Partial purification and characterization of cyclic AMP phosphodiesterases from Funaria hygrometrica

Abstract

Cyclic AMP phosphodiesterase activity from chloronema cells of the moss Funaria hygrometrica has been purified 86-fold. This preparation contains more than a single phosphodiesterase activity since it hydrolyzes both 3', 5'-cAMP and 2', 3'-cAMP. It shows a high affinity (K_m = 8.7 ± 2.8 µ M) and a low affinity (K_m = 1.38 ± 0.37 mM) component for 3',5'-cAMP as substrate, but only one component (K_m = 0.58 ± 0.11 mM) for 2',3'-cAMP as substrate. The low K_m component is competitively inhibited by 2',3'-cAMP (K_i = 0.63 ± 0.04 mM). It has a molecular weight of 85,000, its activity is Zn²⁺ dependent, and is optimal at pH 5.5-6.5. Two peaks of enzyme activity are obtained upon further purification of the low K_m component of cAMP phosphodiesterase by affinity chromatography.
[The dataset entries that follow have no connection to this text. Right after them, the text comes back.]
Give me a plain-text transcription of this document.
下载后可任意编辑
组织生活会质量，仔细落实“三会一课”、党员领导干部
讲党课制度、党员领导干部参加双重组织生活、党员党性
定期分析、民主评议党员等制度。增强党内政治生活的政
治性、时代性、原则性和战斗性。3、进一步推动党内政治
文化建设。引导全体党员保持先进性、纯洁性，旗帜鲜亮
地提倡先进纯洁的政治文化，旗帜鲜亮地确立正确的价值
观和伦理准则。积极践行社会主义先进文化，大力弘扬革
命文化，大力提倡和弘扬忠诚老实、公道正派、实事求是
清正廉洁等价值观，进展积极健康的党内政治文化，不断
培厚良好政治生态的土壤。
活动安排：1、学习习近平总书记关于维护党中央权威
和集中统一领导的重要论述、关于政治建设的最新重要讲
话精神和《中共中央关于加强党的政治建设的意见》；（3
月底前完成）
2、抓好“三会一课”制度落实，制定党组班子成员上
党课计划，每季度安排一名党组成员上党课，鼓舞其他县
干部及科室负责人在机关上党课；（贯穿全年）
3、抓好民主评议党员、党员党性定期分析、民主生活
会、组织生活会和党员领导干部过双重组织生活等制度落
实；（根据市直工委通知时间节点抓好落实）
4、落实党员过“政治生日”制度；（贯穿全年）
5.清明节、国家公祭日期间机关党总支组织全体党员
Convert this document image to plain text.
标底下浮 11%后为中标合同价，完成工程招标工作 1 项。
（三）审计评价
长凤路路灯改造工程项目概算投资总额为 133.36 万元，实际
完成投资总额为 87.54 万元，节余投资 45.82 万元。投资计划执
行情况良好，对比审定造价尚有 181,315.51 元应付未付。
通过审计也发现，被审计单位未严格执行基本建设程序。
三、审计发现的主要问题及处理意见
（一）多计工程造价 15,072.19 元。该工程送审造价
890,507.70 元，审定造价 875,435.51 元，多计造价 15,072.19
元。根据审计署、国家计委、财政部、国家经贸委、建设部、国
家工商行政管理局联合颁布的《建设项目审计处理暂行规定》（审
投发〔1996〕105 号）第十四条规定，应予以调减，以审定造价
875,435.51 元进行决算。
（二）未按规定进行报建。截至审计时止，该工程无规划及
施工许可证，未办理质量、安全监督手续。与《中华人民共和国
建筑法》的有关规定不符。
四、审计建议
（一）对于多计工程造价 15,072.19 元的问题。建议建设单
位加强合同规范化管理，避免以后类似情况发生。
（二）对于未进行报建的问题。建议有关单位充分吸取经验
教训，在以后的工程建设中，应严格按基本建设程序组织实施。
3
Peak I activity, eluted by buffer, shows an acidic pH optimum, is insensitive to methylxanthines and imidazole, and copurifies with nucleotidases. Peak II activity binds to the affinity column and is eluted by 100 µ^M cAMP. This activity is free from nucleotidases, produces only 5'-AMP from cAMP, is maximally active at pH 7.5-8.0, is inhibited by methylxanthines, and is stimulated by imidazole. Thus peak II activity has properties similar to the cAMP phosphodiesterases present in animal tissues, while peak I resembles the phosphodiesterases from higher plants. The present work is the first clear evidence for the existence of both plant-like and animal-like phosphodiesterases in a plant development system.